Darbellay Christophe · Nationalrat · 2013-12-12
Darbellay Christophe · Nationalrat · Wallis · Fraktion CVP-EVP · 2013-12-12
Wortprotokoll
Nous traitons ici du point concernant la procédure avec information ultérieure des personnes habilitées à recourir. Je vous l'ai dit lors du débat d'entrée en matière, il faut pouvoir remplir l'une des trois conditions suivantes pour entrer dans la phase 2 de la "peer review":
1. avoir adopté un nombre suffisant de conventions contre les doubles impositions selon les nouveaux standards internationaux;
2. la transparence des actions au porteur;
3. la fameuse non-information préalable des personnes concernées et habilitées à recourir. [PAGE 2192]

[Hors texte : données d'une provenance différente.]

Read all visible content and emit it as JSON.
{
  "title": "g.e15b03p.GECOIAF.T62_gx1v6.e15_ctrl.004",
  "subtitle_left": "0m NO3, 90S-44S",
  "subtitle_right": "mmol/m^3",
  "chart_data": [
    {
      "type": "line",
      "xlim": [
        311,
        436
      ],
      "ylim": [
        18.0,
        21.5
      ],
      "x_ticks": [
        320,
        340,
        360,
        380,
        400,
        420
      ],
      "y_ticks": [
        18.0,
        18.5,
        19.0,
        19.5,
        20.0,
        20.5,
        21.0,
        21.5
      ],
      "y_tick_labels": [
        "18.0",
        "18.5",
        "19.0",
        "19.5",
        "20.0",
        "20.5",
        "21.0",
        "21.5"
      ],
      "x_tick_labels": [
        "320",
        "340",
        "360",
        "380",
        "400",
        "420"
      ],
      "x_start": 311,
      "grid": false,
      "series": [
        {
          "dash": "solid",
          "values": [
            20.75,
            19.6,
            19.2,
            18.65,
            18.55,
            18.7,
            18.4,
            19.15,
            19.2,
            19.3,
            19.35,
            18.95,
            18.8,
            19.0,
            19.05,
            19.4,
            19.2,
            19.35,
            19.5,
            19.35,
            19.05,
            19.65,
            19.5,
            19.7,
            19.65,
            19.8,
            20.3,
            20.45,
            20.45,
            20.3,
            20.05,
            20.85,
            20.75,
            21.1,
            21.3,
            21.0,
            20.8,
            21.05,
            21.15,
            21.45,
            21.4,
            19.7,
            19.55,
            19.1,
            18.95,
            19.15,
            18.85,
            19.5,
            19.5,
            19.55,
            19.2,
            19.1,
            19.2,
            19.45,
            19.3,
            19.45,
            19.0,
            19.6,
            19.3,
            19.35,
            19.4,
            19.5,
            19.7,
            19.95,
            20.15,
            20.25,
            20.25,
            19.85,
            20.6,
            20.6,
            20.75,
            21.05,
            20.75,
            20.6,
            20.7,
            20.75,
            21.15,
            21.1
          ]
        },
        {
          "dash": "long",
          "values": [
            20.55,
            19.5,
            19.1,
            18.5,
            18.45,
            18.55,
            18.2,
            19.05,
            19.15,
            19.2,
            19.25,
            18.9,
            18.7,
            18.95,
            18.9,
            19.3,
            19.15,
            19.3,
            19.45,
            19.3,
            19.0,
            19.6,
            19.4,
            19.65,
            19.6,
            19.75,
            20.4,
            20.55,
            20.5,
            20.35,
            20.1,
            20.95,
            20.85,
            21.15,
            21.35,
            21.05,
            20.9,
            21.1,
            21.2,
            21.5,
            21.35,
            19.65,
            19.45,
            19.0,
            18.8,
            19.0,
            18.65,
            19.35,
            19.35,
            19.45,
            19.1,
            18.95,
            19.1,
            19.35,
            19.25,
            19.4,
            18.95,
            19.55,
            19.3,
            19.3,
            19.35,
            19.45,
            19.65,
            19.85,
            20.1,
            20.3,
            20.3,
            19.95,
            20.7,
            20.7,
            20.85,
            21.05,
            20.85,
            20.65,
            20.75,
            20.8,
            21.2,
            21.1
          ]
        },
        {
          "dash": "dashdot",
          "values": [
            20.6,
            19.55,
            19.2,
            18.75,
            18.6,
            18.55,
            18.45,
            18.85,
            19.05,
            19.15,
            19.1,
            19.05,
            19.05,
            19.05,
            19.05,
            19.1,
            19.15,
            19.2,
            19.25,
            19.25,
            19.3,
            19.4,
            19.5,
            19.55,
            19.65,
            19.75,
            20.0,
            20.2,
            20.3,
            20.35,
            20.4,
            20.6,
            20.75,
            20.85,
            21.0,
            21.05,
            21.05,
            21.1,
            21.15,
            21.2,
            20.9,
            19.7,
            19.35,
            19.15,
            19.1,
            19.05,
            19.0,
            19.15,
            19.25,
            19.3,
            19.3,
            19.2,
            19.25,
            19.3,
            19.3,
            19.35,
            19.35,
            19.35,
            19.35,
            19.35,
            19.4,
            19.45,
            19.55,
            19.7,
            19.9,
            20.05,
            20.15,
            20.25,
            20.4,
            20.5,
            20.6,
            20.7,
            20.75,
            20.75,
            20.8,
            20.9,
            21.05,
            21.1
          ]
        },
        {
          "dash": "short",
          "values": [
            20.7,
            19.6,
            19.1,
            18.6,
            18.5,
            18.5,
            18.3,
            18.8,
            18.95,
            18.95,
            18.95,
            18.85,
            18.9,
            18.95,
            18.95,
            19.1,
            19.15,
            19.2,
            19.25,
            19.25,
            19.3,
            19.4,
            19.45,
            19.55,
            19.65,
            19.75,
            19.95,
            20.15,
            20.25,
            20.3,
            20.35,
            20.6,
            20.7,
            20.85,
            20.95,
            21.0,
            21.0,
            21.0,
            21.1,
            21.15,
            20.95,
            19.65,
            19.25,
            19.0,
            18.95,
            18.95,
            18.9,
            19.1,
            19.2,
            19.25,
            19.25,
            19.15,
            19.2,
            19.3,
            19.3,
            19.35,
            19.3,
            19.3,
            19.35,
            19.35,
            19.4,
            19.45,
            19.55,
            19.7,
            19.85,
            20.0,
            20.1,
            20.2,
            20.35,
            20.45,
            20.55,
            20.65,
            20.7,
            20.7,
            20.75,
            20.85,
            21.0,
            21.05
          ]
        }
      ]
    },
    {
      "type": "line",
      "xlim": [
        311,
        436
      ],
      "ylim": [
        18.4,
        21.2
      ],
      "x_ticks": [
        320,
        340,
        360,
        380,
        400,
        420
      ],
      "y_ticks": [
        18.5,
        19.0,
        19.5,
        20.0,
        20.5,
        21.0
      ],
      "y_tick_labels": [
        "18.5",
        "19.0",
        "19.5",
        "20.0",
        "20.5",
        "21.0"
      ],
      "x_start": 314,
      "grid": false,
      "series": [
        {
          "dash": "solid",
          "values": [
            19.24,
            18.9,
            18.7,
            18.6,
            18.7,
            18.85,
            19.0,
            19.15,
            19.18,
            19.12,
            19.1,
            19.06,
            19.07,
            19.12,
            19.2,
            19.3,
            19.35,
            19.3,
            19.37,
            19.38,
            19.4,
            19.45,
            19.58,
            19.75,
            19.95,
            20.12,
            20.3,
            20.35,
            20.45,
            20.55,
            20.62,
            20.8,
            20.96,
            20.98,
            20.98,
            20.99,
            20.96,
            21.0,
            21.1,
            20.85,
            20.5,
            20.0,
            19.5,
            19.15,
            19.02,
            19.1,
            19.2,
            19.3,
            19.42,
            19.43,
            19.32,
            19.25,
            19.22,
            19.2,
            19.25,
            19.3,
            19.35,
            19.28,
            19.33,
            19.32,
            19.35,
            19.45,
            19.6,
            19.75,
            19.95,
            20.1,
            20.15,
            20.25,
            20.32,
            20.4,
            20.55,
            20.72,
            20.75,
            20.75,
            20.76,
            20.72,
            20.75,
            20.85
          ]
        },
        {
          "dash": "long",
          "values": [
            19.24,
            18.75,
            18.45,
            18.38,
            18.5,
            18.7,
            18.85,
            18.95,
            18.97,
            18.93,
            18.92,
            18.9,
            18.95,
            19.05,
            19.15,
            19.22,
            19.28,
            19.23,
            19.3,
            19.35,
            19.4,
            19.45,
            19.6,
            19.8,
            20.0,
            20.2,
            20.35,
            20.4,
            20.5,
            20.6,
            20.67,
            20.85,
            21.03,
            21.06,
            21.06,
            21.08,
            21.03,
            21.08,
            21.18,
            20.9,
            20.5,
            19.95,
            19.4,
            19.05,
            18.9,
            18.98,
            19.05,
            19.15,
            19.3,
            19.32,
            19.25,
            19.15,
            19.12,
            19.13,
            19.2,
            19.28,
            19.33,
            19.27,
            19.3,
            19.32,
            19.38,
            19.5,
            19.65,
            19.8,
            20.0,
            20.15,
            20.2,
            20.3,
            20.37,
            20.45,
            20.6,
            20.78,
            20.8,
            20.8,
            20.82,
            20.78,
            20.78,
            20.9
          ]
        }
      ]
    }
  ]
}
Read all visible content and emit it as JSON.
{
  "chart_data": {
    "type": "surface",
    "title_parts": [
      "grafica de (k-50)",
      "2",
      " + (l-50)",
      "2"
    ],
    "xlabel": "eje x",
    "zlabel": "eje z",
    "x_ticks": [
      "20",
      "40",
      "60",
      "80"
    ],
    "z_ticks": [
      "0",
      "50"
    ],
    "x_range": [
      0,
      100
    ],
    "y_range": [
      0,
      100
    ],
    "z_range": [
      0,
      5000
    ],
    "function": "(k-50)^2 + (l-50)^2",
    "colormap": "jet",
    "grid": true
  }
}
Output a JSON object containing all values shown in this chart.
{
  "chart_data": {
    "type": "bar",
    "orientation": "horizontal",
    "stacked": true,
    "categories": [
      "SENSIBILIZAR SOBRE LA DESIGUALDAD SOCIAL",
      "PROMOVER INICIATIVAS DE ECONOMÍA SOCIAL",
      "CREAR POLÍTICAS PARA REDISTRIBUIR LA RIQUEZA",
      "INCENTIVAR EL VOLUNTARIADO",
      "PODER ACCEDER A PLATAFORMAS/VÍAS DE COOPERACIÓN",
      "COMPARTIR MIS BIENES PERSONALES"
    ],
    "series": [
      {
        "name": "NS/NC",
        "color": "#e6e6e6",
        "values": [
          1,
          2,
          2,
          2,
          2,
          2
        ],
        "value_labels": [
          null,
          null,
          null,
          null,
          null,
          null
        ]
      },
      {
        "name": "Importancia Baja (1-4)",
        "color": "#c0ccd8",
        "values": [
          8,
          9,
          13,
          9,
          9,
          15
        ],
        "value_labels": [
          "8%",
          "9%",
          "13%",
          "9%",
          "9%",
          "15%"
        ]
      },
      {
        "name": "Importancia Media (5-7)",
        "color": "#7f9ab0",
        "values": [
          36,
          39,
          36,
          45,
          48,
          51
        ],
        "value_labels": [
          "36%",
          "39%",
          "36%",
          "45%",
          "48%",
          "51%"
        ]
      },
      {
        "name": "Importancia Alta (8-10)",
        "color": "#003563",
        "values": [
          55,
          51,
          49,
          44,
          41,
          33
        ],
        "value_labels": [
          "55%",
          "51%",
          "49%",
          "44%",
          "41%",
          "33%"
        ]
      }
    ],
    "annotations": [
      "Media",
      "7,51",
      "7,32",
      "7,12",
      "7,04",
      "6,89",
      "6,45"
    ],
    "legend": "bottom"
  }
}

La majorité vous propose ici une formulation pas très différente, dans le fond, de celle du Conseil fédéral, mais y apportant une nuance. Le Conseil fédéral prévoit qu'on pourrait exceptionnellement procéder à cette non-information au cas où le but de l'assistance administrative ou l'aboutissement de son enquête pourraient être menacés. La majorité de la commission parle du but de l'assistance administrative "et" - à la place de "ou" - de l'aboutissement de son enquête. Cela veut dire que ces deux éléments sont cumulatifs et non pas exclusifs.
La minorité II (Baader Caspar) propose simplement de ne rien faire du tout. Mais si on ne fait rien, nous n'aurons même pas rempli le seul critère réaliste pour pouvoir entrer dans la phase 2 de la "peer review". Ce n'est pas raisonnable dans le contexte que nous connaissons, car des entreprises suisses actives à l'étranger pourraient dès lors s'exposer à des sanctions.
La proposition de la minorité I (Leutenegger Oberholzer) reprend simplement le projet du Conseil fédéral avec une formulation légèrement restrictive, mais qui, sur le plan juridique, ne présente pas de grande différence. La commission a rejeté, par 14 voix contre 11, la proposition défendue par la minorité I. En tant que conseil prioritaire pour le traitement de cet objet, on peut se dire que le Conseil des Etats pourra encore, dans une discussion sans doute moins confuse que celle que nous avons menée en commission, se pencher sur la question de savoir s'il faut formuler cette disposition avec un "et" ou un "ou".
Par conséquent, nous aurons ensuite une formulation rectifiée, mais pour l'heure, la commission vous demande, par 14 voix contre 11, d'opter pour une formulation un peu plus serrée et restrictive.